Hiawatha Bray talks about the inroads Apple has made in the biotech industry in
a new article
online and in the front of today’s Business section.
Bray said that while Macs have often been used by biotechnology firms in the past for clerical tasks, Mac OS X’s Unix underpinnings are helping Apple win the favor of researchers who previously depended on heavy iron from Intel or Silicon Graphics (SGI) running Linux or Irix to handle heavy-duty calculations.

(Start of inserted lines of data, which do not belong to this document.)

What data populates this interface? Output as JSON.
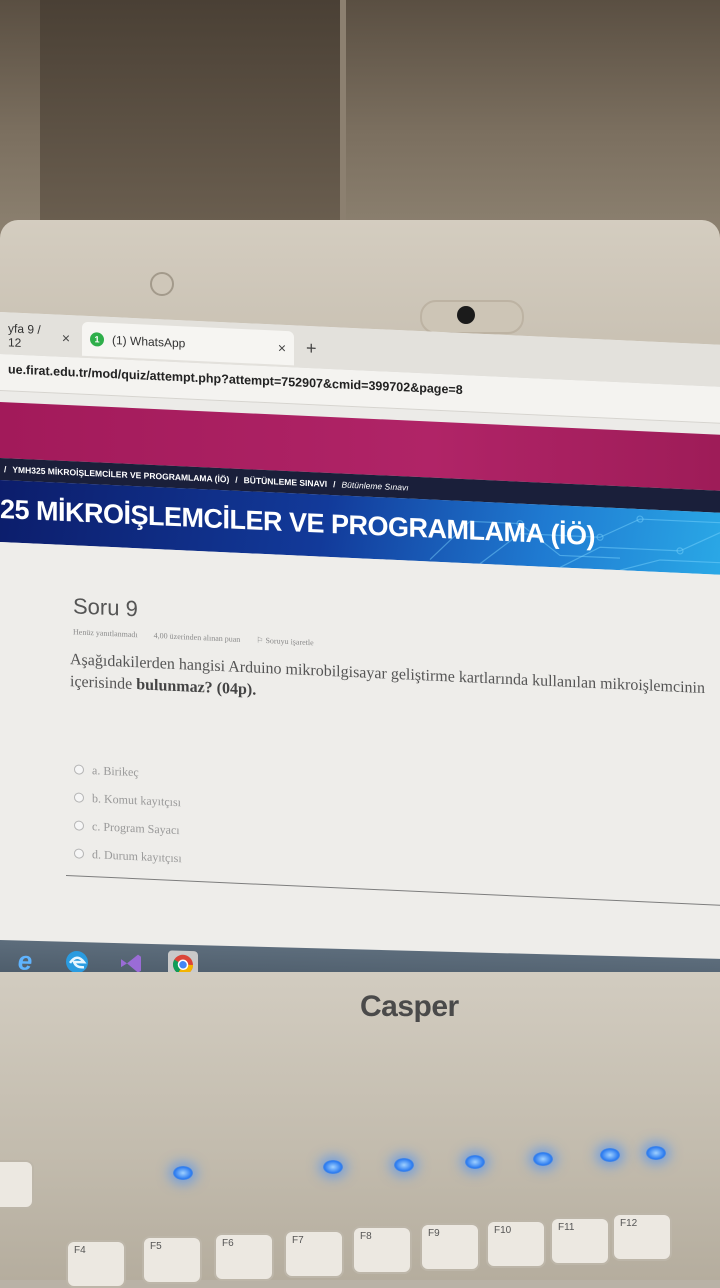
{
  "browser": {
    "tabs": [
      {
        "label": "yfa 9 / 12",
        "close": "×"
      },
      {
        "badge": "1",
        "label": "(1) WhatsApp",
        "close": "×"
      }
    ],
    "new_tab": "+",
    "url": "ue.firat.edu.tr/mod/quiz/attempt.php?attempt=752907&cmid=399702&page=8"
  },
  "breadcrumb": [
    "/",
    "YMH325 MİKROİŞLEMCİLER VE PROGRAMLAMA (İÖ)",
    "/",
    "BÜTÜNLEME SINAVI",
    "/",
    "Bütünleme Sınavı"
  ],
  "banner_title": "25 MİKROİŞLEMCİLER VE PROGRAMLAMA (İÖ)",
  "question": {
    "title": "Soru 9",
    "status": "Henüz yanıtlanmadı",
    "points": "4,00 üzerinden alınan puan",
    "flag": "Soruyu işaretle",
    "text_main": "Aşağıdakilerden hangisi Arduino mikrobilgisayar geliştirme kartlarında kullanılan mikroişlemcinin içerisinde",
    "text_bold": "bulunmaz? (04p).",
    "options": [
      "a. Birikeç",
      "b. Komut kayıtçısı",
      "c. Program Sayacı",
      "d. Durum kayıtçısı"
    ]
  },
  "taskbar": [
    "internet-explorer-icon",
    "edge-icon",
    "visual-studio-icon",
    "chrome-icon"
  ],
  "laptop": {
    "brand": "Casper",
    "fkeys": [
      "F4",
      "F5",
      "F6",
      "F7",
      "F8",
      "F9",
      "F10",
      "F11",
      "F12"
    ]
  }
}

One Genzyme scientist called Mac OS X “a better Unix development environment” than Linux or Irix. Mac OS X drew similar praise from NASA engineer who called it “the best Unix I’ve seen come along, ever.” He and other NASA engineers he works with dumped their Silicon Graphics workstations in favor of the Mac. What’s more, they’re using seven Xserves for use in a high-speed computing cluster.
The news isn’t lost on Apple, which told the Globe there’s been a “surge” of interest in Macs from scientists and engineers. Apple worked with researchers at Stanford University and biotech firm Genentech to craft a free version of BLAST, a DNA searching program, optimized for the Power Mac G4 and OS X.
The suggestion that Apple is moving into the rarified space reserved for Sun and SGI workstations drew skepticism from an analyst, as well as Sun and SGI spokespeople. A sun marketing manager called Apple “immature” in the market and said that while it has a Unix-based operating system, it still lacks widespread application support. Bray also noted that unlike Sun and SGI’s 64-bit workstations, Apple is still using a 32-bit processor. “The 64-bit chips allow for the processing of extremely large databases, beyond the reach of a 32-bit system,” he said.
Still, it’s a new market, albeit a small one. “Apple has a history of successfully dominating market niches. It may have found a new one in the nation’s laboratories,” he said.